La Russie avait en particulier expliqué son attaque en Ukraine par le rapprochement de son voisin occidental avec l'Otan, estimant que cela constituait une menace "existentielle" pour sa sécurité.
Avec l'entrée probable de la Finlande dans l'Otan, c'est 1.300 km de frontières terrestres supplémentaires que la Russie partagera avec l'Alliance atlantique.
Lundi soir, la France assurait qu'elle "se tiendrait aux côtés" des deux pays en cas d'agression, tandis que Londres appelait à ce qu'ils soient intégrés à l'Otan "dès que possible".
A Bruxelles, l'UE a tenté quant à elle lundi de s'entendre sur un arrêt des achats de pétrole russe, refusé par la Hongrie, arguant du poids financier qu'une telle mesure ferait peser sur elle.
"Toute l'Union est malheureusement prise en otage par un État membre qui ne peut pas nous aider à trouver un consensus", a déploré le chef de la diplomatie lituanienne, Gabrielius Landsbergis.
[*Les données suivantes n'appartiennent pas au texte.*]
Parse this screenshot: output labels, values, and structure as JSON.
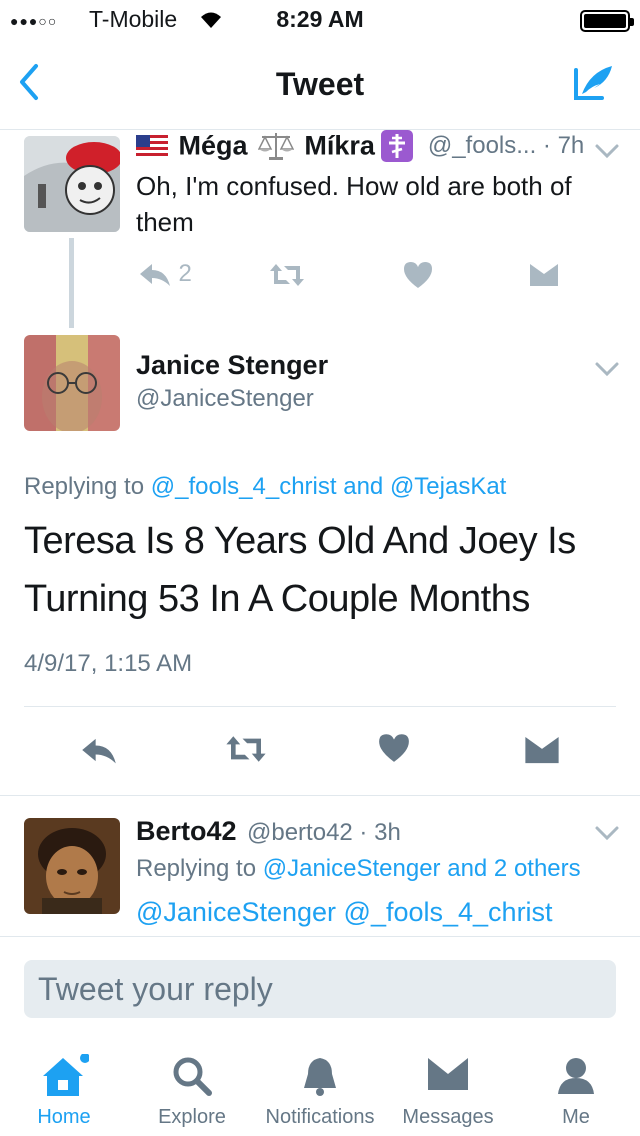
{
  "status_bar": {
    "signal": "●●●○○",
    "carrier": "T-Mobile",
    "time": "8:29 AM"
  },
  "nav": {
    "title": "Tweet"
  },
  "parent_tweet": {
    "name_part1": "Méga",
    "name_part2": "Míkra",
    "handle": "@_fools... · 7h",
    "text": "Oh, I'm confused. How old are both of them",
    "reply_count": "2"
  },
  "main_tweet": {
    "name": "Janice Stenger",
    "handle": "@JaniceStenger",
    "replying_prefix": "Replying to ",
    "replying_user1": "@_fools_4_christ",
    "replying_and": " and ",
    "replying_user2": "@TejasKat",
    "text": "Teresa Is 8 Years Old And Joey Is Turning 53 In A Couple Months",
    "timestamp": "4/9/17, 1:15 AM"
  },
  "reply_tweet": {
    "name": "Berto42",
    "handle": "@berto42 · 3h",
    "replying_prefix": "Replying to ",
    "replying_users": "@JaniceStenger and 2 others",
    "mention1": "@JaniceStenger",
    "mention2": "@_fools_4_christ"
  },
  "reply_box": {
    "placeholder": "Tweet your reply"
  },
  "tabs": [
    {
      "label": "Home",
      "icon": "home-icon",
      "active": true
    },
    {
      "label": "Explore",
      "icon": "search-icon",
      "active": false
    },
    {
      "label": "Notifications",
      "icon": "bell-icon",
      "active": false
    },
    {
      "label": "Messages",
      "icon": "envelope-icon",
      "active": false
    },
    {
      "label": "Me",
      "icon": "person-icon",
      "active": false
    }
  ],
  "colors": {
    "accent": "#1da1f2",
    "muted": "#657786",
    "icon_gray": "#aab8c2",
    "dark_icon": "#657786"
  }
}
Pour le chef de la diplomatie hongroise, Peter Szijjarto, "les Hongrois attendent légitimement une proposition de solution pour financer les investissements (de nouvelles infrastructures) et compenser des hausses de prix, un coût global de l'ordre de 15-18 milliards d’euros".
Au terme de la réunion, le chef de la diplomatie européenne Josep Borrell a concédé que finaliser le 6e paquet de sanctions "prendra du temps". Un sommet européen extraordinaire est prévu les 30 et 31 mai.